Era conosciuta come la governatrice morale dell’uomo.
Come Regina degli Inferi, però, diveniva ostile all’uomo e distruggeva tutto ciò che aveva creato precedentemente nella sua attività sopramondana. In questa fase era chiamata Distruttrice della Vita.
Era la Dea dei Terrori Notturni, la Madre Terrificante, dea delle tempeste e della guerra.
Era anche colei che inviava i sogni e i presagi, la rivelazione e la comprensione delle cose che sono nascoste.
Era per mezzo della sua magia che gli uomini ottenevano potere e conoscenza, spesso conoscenza illecita, delle cose segrete e nascoste la cui comprensione reca di per sé il potere.
Ishtar intraprendeva il pericoloso viaggio negli inferi e, sebbene piena di dolori, vinceva alla fine l’oscurità e sorgeva di nuovo come luna nuova, piccola all’inizio ma con il potere di ricreare se stessa.
Perciò, come Sinn, che la precedette, e come Osiride degli Egiziani, diventò la Dea dell’Immortalità, la speranza della vita dopo la morte.

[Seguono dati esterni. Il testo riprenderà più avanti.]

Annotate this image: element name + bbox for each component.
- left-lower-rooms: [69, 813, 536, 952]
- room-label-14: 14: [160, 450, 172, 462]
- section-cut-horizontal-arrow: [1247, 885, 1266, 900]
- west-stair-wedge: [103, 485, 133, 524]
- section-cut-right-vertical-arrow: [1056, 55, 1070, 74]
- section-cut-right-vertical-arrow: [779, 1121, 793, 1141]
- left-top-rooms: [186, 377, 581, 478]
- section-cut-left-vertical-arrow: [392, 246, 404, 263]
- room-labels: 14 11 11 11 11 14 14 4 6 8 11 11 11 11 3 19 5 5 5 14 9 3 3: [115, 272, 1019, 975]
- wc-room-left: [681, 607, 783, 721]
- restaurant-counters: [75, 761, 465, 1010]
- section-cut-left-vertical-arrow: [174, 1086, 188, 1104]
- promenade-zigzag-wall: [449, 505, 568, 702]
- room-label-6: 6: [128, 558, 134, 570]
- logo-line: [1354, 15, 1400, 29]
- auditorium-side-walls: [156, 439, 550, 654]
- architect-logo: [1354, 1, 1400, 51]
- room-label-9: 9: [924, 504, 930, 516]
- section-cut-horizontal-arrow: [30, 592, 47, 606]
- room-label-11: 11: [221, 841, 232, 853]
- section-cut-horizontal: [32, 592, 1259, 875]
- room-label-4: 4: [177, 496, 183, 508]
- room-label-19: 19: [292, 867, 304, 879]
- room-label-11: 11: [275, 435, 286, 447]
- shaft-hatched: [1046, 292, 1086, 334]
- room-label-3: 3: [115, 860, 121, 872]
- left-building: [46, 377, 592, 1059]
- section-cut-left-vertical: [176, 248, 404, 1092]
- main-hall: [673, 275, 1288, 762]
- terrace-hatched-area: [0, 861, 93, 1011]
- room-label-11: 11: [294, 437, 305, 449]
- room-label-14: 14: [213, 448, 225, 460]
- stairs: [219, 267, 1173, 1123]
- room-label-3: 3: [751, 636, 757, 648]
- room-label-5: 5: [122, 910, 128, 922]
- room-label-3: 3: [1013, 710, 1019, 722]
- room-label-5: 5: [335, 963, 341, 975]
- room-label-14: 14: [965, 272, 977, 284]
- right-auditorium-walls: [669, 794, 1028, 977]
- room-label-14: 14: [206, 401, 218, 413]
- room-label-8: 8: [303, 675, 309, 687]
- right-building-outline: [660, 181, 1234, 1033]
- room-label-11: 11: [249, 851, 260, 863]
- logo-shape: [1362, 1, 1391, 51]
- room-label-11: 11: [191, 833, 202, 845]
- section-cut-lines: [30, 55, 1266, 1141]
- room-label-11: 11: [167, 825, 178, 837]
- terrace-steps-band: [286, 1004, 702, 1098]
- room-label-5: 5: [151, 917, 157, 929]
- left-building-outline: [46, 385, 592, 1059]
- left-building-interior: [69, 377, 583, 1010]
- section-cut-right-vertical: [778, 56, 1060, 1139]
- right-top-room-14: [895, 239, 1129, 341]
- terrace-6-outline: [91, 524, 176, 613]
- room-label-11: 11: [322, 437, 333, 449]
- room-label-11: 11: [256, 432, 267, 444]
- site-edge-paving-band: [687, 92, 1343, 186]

Nelle sue forme continuamente mutevoli essa inter;?preta tutti i possibili ruoli femminili. È chiamata figlia e sorella del dio lunare, il quale nello stesso tempo è anche suo figlio.
È la Donna, la personificazione, come direbbero i Cinesi, di yin, il principio femminile, l’Eros.
Per le donne è il principio stesso del loro essere; per gli uomini la mediatrice tra se stessi e la fonte segreta della vita nascosta nelle profondità dell’Inconscio.